To orchestrate all of this goodness, we developed a NodeJS service that can handle requests coming from the learning interface on the client side. Whenever a user requests a new session, the service spins up a Docker container for the right language's image, and when the user wants to execute code, the service dumps the commands into the repl, listens to the output, and sends back the results.

In simplified form, this piece of Javascript handles creating a Docker image, executing a command and reading the output:

// create a repl
var repl = child.spawn('docker', ['run', '-ai', '-t', 'repl-r', 'R', '--no-save']);

// write command onto the repl
repl.stdin.write('x <- 5; print(x)');

// get output from repl
repl.stdout.on('data', (data) => {
  console.log(data.toString());
});

From an architectural point of view, this new approach is a great improvement compared to the previous setup. If you want to support a new language, you basically write a new Dockerfile, add some configs to the NodeJS service and you're up and running.

This new system worked smoothly for over a year as our user-base grew from 250.000 to 600.000, and our course library grew to over 50 interactive courses in two languages and on a wide range of topics. All R courses used the same R image, and all Python courses used the same Python image. Another problem started to emerge, though: package management. One course needed 7 packages related to data visualization, while another course needed 9 package on data modeling. However, the data visualization course didn't need any of those modeling packages. The images were getting bloated with all sorts of package installs, a fraction of which were actually required for a specific course. In addition, updating a package had its risks: there could be other content on the platform depending on a specific package version. Updating a package to support one course could end up breaking another one.

To solve this problem, we decided to take Dockerization to the next level, where every course now has its own Docker image. The Dockerfile for such a course image looks something like this:

FROM basic-r:123

RUN R -e "install.packages(c('tutorial', 'RDocumentation'))"

In the FROM tag, you can specify from which image you want to start.
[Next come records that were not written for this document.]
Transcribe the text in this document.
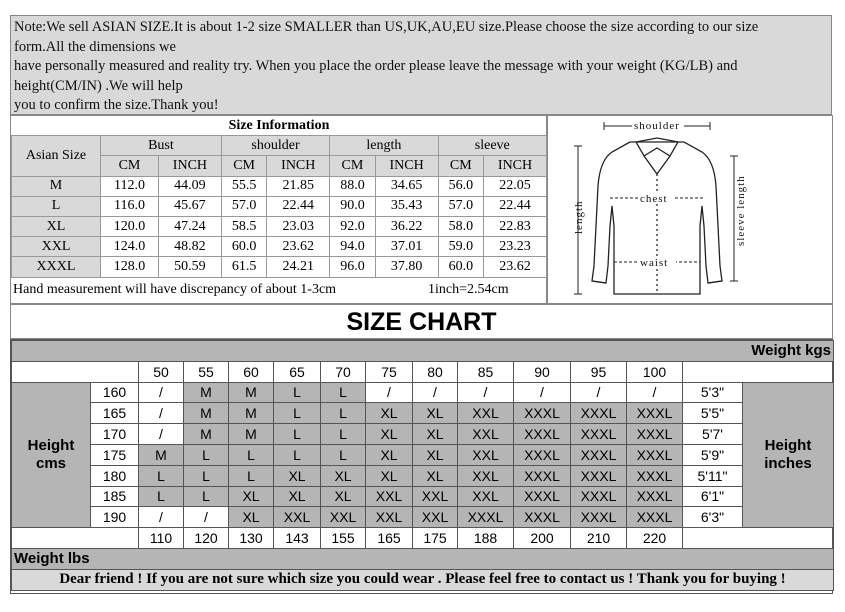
Note:We sell ASIAN SIZE.It is about 1-2 size SMALLER than US,UK,AU,EU size.Please choose the size according to our size

form.All the dimensions we

have personally measured and reality try. When you place the order please leave the message with your weight (KG/LB) and

height(CM/IN) .We will help

you to confirm the size.Thank you!

Size Information								
Asian Size	Bust		shoulder		length		sleeve	
	CM	INCH	CM	INCH	CM	INCH	CM	INCH
M	112.0	44.09	55.5	21.85	88.0	34.65	56.0	22.05
L	116.0	45.67	57.0	22.44	90.0	35.43	57.0	22.44
XL	120.0	47.24	58.5	23.03	92.0	36.22	58.0	22.83
XXL	124.0	48.82	60.0	23.62	94.0	37.01	59.0	23.23
XXXL	128.0	50.59	61.5	24.21	96.0	37.80	60.0	23.62
Hand measurement will have discrepancy of about 1-3cm	1inch=2.54cm
shoulder
chest
waist
length	sleeve length
SIZE CHART
Weight kgs														
		50	55	60	65	70	75	80	85	90	95	100		
Height
cms	160	/	M	M	L	L	/	/	/	/	/	/	5'3"	Height
inches
	165	/	M	M	L	L	XL	XL	XXL	XXXL	XXXL	XXXL	5'5"	
	170	/	M	M	L	L	XL	XL	XXL	XXXL	XXXL	XXXL	5'7'	
	175	M	L	L	L	L	XL	XL	XXL	XXXL	XXXL	XXXL	5'9"	
	180	L	L	L	XL	XL	XL	XL	XXL	XXXL	XXXL	XXXL	5'11"	
	185	L	L	XL	XL	XL	XXL	XXL	XXL	XXXL	XXXL	XXXL	6'1"	
	190	/	/	XL	XXL	XXL	XXL	XXL	XXXL	XXXL	XXXL	XXXL	6'3"	
		110	120	130	143	155	165	175	188	200	210	220		
Weight lbs														
Dear friend ! If you are not sure which size you could wear . Please feel free to contact us ! Thank you for buying !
To provide a good basis, we created a minimal Docker image for each language, that contains R or Python on an Ubuntu image, and little more. That minimalist Dockerfile can then be extended with course-specific package installs. In the example above, we're installing the R packages tutorial and RDocumentation, two packages on CRAN that were developed by DataCamp. This way, we keep the course image as minimalist as possible: you start from the basic necessities and install exactly the packages the course needs, and nothing else.

Putting the course-specific system to work gave a much better separation of concerns. To put it in numbers: before, our flagship Introduction to R course had access to more than 4000 R packages:

> nrow(installed.packages())
[1] 4457

Now, with the more minimal course image, this number of images has been reduced by a factor 80+:

> nrow(installed.packages())
[1] 53

Let's go through our list of requirements for session management once more.

Secure? Yep, still using Docker!

Scalable? Yes! Whenever a new session server spins up, it has to pull all the necessary images and it's ready for action.

Maintainable? Definitely, you have full control over which versions of which packages are available for which courses. It's perfectly possible that one Python course runs Jinja version 2.5, while another Python course runs Jinja version 2.8.

Providing a highly interactive educational platform that looks and feels very similar to working on your local computer has been an ongoing challenge at DataCamp, but it's definitely worth it. Every solution we've implemented has given us significant improvements compared to the previous one, and no doubt new issues will arise with the current system. It's an inherent part of writing software in a fast-moving startup: we have to keep iterating, improving and innovating to make our environment scale and optimize both maintainability as well as user experience.